Sofia, babasına konum hakkında ne demek istediğini sordu.
‘Bulunduğu dağ veya intihar etmek için nehre gitmişse bile.’
‘Asla inanamam…’
Ivan Angelov, Sofia’nın noktasını kabul ederek kalın avucunu kaldırdı.
‘Eğer öyleyse. Orada ne yapıyordu? Şehirde bir köprüden neden atlamadı? Cehennem, Glitter’ın çatısından kendini atabilirdi. Ama bunun yerine bir dağa gidip bir ayak suyun içinde boğuluyor mu? Hiç mantıklı değil.’
‘Orada başka ne var, baba?’ Sofia sordu.
‘Çoğu insan, Georgi’yi bulunduğu Iskar Boğazı’ndan sonra adlandırdığımı düşündü. O bile küçük bir çocukken buna inanırdı. Annenle orada yürüyüşe çıktığımız doğru. Dağa tırmandık, ama her zaman dikkatliydik. Zirvesi neredeyse bir kilometre yüksekliğinde. Hayır, onu stadyumdan sonra adlandırdım.’
‘Stadyum mu?’ Sofia, babasına musluktan bir bardak su uzatarak sordu. Telefonunu açtı ve birkaç düğmeye dokundu, onu fark ettirmeden cebine geri koydu.
‘Evet. Dördüncü sahalarını Georgi’nin doğduğu yıl – 1989’da bitirdiler. İlk maça gittim. Tek golle kazandılar ve tribünlerde 700 kişi vardı. Bir yıl sonra, 12.000 kişi vardı. Onlara sponsor oldum ve adını Septemvri Stadyumu’ndan Georgi Benkovski Stadyumu’na değiştirdiler. Modern soyunma odaları, basın toplantı salonu inşa etmelerine yardım ettim, hatta antrenörlerin banklarına adımı verdim, girişe CCTV koydum. İlk doğanımı stadyumdan sonra adlandırdım.’
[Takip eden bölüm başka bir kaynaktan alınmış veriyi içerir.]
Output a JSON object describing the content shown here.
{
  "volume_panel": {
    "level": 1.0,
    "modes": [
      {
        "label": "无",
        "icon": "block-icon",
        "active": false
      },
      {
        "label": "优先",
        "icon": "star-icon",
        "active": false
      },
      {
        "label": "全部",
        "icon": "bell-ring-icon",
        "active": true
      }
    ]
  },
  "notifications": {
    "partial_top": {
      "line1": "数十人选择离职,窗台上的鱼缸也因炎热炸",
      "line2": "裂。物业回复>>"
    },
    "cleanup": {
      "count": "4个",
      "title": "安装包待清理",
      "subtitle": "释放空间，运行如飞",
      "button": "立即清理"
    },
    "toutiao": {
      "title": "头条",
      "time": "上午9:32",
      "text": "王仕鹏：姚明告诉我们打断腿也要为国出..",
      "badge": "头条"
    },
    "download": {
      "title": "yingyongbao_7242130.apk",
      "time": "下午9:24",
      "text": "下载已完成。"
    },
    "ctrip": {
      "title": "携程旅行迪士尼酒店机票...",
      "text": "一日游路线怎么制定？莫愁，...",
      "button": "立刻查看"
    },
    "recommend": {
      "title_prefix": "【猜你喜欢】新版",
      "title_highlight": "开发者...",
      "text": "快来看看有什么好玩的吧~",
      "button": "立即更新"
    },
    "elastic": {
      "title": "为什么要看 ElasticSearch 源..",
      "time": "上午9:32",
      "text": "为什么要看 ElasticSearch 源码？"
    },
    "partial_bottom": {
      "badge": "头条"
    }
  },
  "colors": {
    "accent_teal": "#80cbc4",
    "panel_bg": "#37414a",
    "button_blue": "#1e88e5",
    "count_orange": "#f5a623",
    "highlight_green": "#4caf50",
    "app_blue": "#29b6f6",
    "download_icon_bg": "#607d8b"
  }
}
‘Georgi bunu biliyor muydu?’
‘Sonunda, ama çok fazla anlam ifade ettiğini hiç düşünmedim, Silvana ile tanıştım ve bazen ziyaret ederdik. Sanırım o, büyük ölçüde anladı ki oradaki anılarım anneni içeriyordu, ama oğlumun hala ilk doğanım olduğunu hatırlamama yardımcı oldular, siz ikiniz yuvadan uçtuktan sonra bile.’
‘Uzağa uçmadık, baba.’
‘Georgi de uçmadı, merak ediyorum.’
‘Ne demek istiyorsun?’
‘Stadyum. Iskar Boğazı’ndan sadece çeyrek mil uzaklıkta.’
Ivan Angelov, suyunu koymak için elini uzattı, ama eli kramp girdi ve bardak elinden kaydı. Sofia, bardağın kırılmadan önce yakalayacağını bilerek zarifçe eğildi. Babasını en yakın sandalyeye yönlendirdi ve yastıklara gömülmesine izin verdi.
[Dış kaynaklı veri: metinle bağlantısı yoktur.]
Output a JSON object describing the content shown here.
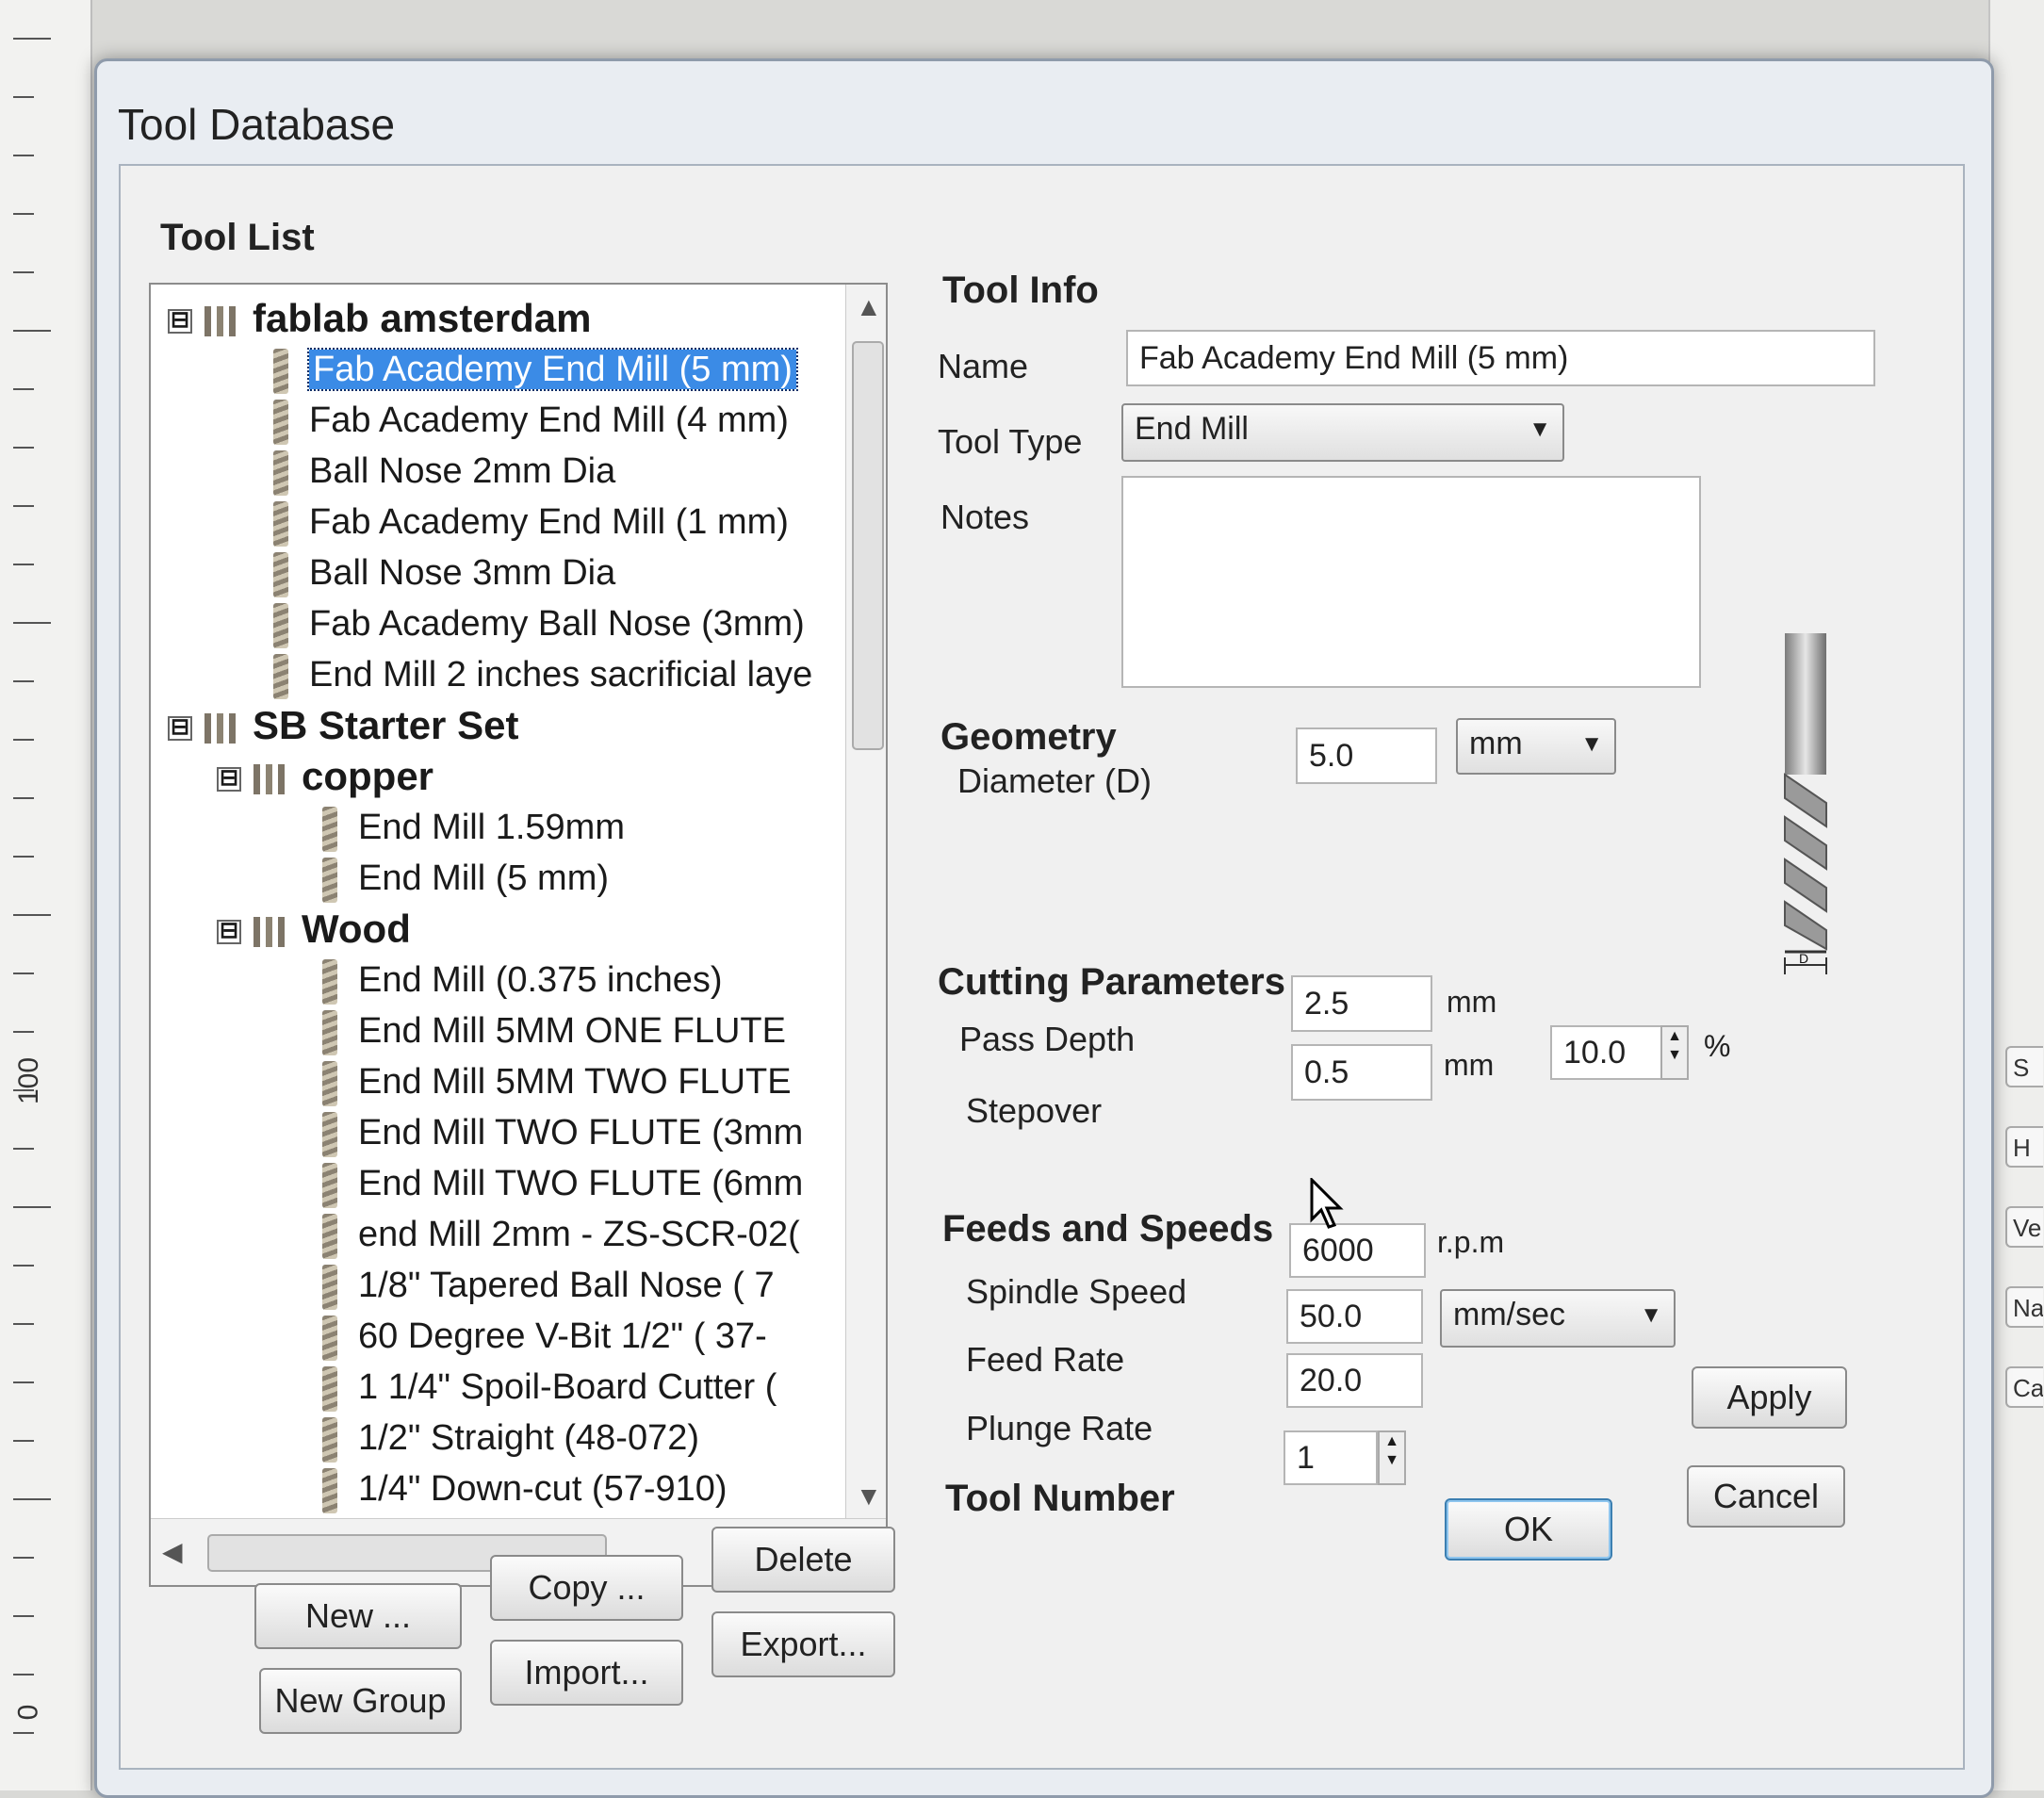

‘Seni seviyorum baba, bunu yapmak zorunda kaldığım için gerçekten üzgünüm. Bunlar sadece uyku hapları. Birazdan uyanacaksın. Belki o zamana kadar gerçeği öğrenmiş olurum.’
Sofia ayrıldı ve Uber’i neredeyse anında geldi. Gece kulübüne gitti ve Glitter’a vardığında, doğrudan Elena’nın olacağını bildiği sahne arkasına gitti. Artık öğleden sonraydı. Sofia, onu ya prova yaparken ya da içerken bulacağını düşündü. Ama bulamadı.
Elena’yı kanlar içinde buldu.
Yazar Hakkında: Paul Seaton, Daniel Negreanu, Johnny Chan ve Phil Hellmuth gibi oyunu oynayan en iyi oyunculardan bazılarıyla röportaj yaparak 10 yılı aşkın süredir poker hakkında yazılar yazmaktadır. Yıllar boyunca, Las Vegas’taki World Series of Poker ve European Poker Tour gibi turnuvalardan canlı olarak raporlar sunmuştur. Ayrıca, Medya Başkanı olduğu diğer poker markaları için de yazılar yazmış ve BLUFF dergisinde Editör olarak görev yapmıştır.
Bu bir kurgu eseridir. Gerçek kişilerle, yaşayan veya ölü, veya gerçek olaylarla herhangi bir benzerlik tamamen tesadüfidir.